Depois de percorrer a baía de Sydney a bordo do barco papal "Sydney 2000", o Sumo Pontífice se uniu aos peregrinos que participam desde terça-feira das Jornadas Mundiais da Juventude (JMJ), que serão encerradas no domingo com uma missa oficializada por Bento XVI.

Ante a maré de jovens, que agitavam as bandeiras dos 169 países presentes neste evento criado em 1986 por João Paulo II, o pontífice criticou os desperdícios dos recursos naturais e o consumismo desenfreado da sociedade atual.

Em uma das mensagens mais contundentes em defesa do meio ambiente desde que se tornou Papa em 2005, Bento XVI afirmou: "Há cicatrizes na superfície de nossa Terra, erosão, desmatamento, desperdício dos recursos minerais e dos oceanos para satisfazer um consumo insaciável".

"Não se deixem enganar por aqueles que os vêem apenas como consumidores em um mercado de possibilidades indiferenciadas, onde a escolha se torna ela mesma o bem, a novidade usurpa a beleza e a experiência subjetiva substitui a verdade", advertiu.

O Papa também lançou uma advertência contra os "falsos ídolos" e falou da "dor das falsas promessas", em um mundo que "está cansado da ambição, da exploração e da divisão".

Bento XVI deu aos jovens a resposta contra os males da sociedade: "Cristo, que sempre oferece mais".

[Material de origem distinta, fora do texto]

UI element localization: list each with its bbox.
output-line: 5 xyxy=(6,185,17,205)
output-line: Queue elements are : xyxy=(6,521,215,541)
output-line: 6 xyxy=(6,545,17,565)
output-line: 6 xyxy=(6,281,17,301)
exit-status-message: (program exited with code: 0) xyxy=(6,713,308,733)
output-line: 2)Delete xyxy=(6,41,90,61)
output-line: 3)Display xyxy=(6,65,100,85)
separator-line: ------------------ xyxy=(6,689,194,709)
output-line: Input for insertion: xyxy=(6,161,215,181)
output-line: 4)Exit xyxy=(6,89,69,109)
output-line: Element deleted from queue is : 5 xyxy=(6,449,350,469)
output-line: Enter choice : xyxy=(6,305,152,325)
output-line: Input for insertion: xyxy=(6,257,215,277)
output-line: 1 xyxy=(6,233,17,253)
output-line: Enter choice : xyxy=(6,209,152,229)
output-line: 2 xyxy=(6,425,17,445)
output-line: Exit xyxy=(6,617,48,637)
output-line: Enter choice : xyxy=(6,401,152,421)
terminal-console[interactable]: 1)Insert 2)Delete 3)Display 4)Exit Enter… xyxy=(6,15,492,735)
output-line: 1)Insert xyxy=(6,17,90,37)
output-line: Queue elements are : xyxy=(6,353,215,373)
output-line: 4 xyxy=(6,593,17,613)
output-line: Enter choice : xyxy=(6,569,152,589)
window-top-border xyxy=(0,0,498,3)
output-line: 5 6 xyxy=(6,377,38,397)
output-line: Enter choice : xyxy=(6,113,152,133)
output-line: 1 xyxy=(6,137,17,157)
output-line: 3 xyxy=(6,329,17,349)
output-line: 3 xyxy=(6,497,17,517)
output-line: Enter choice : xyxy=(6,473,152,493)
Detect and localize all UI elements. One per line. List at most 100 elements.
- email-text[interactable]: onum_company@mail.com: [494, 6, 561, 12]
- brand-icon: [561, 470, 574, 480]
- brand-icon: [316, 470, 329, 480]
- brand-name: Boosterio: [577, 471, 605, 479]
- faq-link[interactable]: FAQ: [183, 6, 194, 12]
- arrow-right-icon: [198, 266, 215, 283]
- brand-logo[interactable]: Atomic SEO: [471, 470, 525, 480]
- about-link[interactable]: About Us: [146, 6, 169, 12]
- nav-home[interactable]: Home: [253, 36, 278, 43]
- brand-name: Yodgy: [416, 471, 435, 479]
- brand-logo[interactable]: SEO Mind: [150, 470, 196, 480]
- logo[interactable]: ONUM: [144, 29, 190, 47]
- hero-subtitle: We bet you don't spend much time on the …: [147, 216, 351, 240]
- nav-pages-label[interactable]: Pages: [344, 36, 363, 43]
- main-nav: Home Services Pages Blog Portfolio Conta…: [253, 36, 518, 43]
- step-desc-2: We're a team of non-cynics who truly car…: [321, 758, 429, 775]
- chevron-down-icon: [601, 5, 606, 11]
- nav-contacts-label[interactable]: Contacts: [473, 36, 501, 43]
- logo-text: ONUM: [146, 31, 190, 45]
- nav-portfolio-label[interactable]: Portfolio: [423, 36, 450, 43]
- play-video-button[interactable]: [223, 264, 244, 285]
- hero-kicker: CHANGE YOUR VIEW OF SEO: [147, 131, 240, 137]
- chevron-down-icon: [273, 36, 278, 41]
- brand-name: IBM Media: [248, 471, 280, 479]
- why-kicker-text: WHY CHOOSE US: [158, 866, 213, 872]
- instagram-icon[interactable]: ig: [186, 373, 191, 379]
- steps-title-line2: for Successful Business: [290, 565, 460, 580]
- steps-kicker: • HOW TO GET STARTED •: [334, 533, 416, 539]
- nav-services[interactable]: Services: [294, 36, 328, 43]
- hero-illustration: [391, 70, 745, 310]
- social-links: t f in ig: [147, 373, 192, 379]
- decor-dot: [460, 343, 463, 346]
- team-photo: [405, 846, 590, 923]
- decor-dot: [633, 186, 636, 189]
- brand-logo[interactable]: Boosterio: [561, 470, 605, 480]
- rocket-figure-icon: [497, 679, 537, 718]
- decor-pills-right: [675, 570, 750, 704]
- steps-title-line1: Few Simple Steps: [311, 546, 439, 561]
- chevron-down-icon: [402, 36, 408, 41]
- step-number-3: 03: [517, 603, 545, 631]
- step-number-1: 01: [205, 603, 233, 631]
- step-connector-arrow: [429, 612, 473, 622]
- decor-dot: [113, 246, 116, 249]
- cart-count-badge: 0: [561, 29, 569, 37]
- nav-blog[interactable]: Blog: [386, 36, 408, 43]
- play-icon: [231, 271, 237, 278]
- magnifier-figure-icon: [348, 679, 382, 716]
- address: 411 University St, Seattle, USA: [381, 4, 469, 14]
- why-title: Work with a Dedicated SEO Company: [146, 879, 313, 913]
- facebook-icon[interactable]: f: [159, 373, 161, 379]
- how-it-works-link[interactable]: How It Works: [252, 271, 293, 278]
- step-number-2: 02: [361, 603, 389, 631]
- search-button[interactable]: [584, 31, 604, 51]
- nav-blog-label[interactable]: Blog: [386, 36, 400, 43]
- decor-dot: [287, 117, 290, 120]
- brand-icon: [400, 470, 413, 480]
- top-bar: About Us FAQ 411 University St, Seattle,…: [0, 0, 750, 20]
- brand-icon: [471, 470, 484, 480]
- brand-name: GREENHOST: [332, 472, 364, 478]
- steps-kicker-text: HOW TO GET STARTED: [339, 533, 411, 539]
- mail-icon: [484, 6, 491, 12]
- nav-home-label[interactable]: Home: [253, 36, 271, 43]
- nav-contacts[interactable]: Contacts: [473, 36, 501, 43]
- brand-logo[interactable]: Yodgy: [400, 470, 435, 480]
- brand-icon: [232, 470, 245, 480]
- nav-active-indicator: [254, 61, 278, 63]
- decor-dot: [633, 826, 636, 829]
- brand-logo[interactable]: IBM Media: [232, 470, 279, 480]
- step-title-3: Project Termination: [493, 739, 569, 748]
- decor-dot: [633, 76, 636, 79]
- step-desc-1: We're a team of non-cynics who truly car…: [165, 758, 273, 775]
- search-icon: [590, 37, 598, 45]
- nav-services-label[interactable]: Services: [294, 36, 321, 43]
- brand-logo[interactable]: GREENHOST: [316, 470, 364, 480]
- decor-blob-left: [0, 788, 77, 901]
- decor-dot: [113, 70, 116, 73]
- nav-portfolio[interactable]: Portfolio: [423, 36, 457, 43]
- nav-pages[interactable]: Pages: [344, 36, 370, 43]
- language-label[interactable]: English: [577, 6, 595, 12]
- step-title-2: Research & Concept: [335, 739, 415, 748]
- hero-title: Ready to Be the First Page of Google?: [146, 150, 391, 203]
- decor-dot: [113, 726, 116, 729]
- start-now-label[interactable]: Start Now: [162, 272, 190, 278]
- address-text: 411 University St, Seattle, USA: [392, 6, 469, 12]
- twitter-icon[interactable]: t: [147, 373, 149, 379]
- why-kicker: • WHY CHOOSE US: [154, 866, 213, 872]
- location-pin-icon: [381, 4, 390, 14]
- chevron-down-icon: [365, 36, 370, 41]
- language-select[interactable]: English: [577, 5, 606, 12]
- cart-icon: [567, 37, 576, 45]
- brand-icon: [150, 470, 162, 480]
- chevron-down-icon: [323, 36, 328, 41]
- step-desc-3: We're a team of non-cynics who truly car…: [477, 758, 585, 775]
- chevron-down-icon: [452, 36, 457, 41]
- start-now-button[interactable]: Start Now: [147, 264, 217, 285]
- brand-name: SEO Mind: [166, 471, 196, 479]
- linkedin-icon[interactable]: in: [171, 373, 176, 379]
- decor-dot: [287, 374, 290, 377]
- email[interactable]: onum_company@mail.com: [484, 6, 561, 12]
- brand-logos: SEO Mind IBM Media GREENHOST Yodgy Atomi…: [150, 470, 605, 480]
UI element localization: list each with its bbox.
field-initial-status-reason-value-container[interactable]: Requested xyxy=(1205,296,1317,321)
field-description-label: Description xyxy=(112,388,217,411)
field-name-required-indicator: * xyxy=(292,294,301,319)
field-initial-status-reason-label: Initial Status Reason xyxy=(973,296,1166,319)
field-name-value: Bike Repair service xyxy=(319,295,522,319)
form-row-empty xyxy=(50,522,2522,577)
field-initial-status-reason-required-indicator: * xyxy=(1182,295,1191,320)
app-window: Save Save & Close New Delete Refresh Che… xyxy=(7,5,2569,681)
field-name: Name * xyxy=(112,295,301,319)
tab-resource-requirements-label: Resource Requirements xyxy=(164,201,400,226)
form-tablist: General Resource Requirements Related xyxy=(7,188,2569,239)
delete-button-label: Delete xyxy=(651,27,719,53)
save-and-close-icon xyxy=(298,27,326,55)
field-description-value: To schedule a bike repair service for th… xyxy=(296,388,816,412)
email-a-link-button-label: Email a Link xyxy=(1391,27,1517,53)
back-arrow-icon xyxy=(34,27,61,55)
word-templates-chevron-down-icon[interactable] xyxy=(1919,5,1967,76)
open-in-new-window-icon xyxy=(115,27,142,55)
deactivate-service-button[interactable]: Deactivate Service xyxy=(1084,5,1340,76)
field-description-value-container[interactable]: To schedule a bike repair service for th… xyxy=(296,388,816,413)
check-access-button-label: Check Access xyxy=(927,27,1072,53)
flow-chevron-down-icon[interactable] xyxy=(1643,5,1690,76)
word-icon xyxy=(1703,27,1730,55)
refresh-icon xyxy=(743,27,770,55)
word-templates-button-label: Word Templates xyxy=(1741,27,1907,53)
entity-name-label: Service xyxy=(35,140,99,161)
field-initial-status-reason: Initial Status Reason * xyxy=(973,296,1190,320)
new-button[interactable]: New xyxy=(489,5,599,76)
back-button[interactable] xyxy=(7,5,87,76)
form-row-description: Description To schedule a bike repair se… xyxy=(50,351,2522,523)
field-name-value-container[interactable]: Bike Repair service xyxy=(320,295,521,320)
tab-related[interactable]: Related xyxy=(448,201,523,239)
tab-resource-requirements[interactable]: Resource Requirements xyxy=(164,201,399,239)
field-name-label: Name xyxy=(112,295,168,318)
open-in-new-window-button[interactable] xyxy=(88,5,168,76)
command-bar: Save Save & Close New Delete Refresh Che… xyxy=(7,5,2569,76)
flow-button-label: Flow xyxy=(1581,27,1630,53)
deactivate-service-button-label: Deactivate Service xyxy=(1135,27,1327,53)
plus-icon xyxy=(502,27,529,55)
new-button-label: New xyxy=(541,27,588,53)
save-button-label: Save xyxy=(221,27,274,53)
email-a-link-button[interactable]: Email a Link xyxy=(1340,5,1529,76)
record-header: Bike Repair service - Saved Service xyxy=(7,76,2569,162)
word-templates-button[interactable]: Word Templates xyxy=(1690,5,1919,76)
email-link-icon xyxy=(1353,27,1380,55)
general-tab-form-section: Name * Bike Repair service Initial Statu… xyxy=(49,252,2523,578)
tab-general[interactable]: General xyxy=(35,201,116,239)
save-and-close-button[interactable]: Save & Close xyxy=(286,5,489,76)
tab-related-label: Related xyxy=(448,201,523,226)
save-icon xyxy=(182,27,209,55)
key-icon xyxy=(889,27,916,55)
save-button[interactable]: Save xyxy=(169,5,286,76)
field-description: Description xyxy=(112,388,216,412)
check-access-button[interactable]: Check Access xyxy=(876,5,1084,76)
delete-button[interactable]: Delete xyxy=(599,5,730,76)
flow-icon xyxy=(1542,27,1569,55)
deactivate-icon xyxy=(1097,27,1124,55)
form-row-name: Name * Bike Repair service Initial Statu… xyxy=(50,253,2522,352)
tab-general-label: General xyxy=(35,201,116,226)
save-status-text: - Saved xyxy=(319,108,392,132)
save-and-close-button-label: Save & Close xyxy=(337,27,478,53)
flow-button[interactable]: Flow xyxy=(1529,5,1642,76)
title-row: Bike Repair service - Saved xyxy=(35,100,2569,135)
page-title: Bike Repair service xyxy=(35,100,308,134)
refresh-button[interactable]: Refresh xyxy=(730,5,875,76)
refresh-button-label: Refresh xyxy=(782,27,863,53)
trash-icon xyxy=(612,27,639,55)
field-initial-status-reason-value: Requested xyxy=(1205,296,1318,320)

Ao final, o Papa leu um texto para os peregrinos em vários idiomas, entre eles espanhol e português.

Durante sua travessia, o Papa foi saudado pelo meio milhão de pessoas que se enfileiraram ao longo da baía, segundo os organizadores da recepção, neste país onde somente 27% da população são católicos.

Dos 215.000 peregrinos em Sydney, 125.000 são estrangeiros, dos quais 12.000 latino-americanos.

O Papa leu sua primeira mensagem na Austrália na Casa de Governo em Sydney, onde foi recebido com honras pelo primeiro-ministro australiano, Kevin Rudd, e pelo governador-geral Michael Jeffery -representante da rainha Elizabeth da Grã-Bretanha.

"Graças à valente decisão do governo da Austrália de reconhecer as injustiças cometidas no passado contra os indígenas, estão dando agora passos concretos para alcançar a reconciliação baseada no respeito mútuo", indicou o Papa, que permanecerá na Austrália até segunda-feira.

"De forma correta, o governo está tentando fechar a brecha entre australianos indígenas e não indígenas com relação à expectativa de vida, educação e oportunidades econômicas", continuou o Papa, que se uniu nesta quinta-feira às Jornadas Mundiais da Juventude (JMJ) em Sydney.

Mas o Pontífice não tocou no polêmico tema dos padres pedófilos. Familiares das vítimas esperam desculpas da Igreja, assim como Bento XVI fez nos Estados Unidos por casos de abusos sexuais similares.

Nesta quinta-feira, os pais de duas meninas inglesas vítimas de abusos chegaram à Austrália para falar com o Papa a respeito. Uma das meninas se suicidou logo depois de ter sido violentada.

Um grupo de apoio às vítimas de abusos sexuais, o Broken Rites, afirmou que 107 padres católicos foram sentenciados em cortes australianas por acusações de abuso sexual.

Nesta quinta-feira, o Papa também visitou a capela da beata Mary Mackillop, que os australianos querem que seja convertida na primeira santa do país.

O Papa ainda deve participar de um encontro ecumênico, uma reunião com representantes de várias religiões, deve visitar jovens enfermos e uma vigília sábado antes da missa de domingo no hipódromo de Sydney.

As ruas da maior cidade da Austrália estão lotadas pelos jovens peregrinos, que desde terça-feira vêm participando de diversas atividades relacionadas à fé e à catequese, mas também estão se divertindo com inúmeros shows e espetáculos de dança tradicional do Pacífico.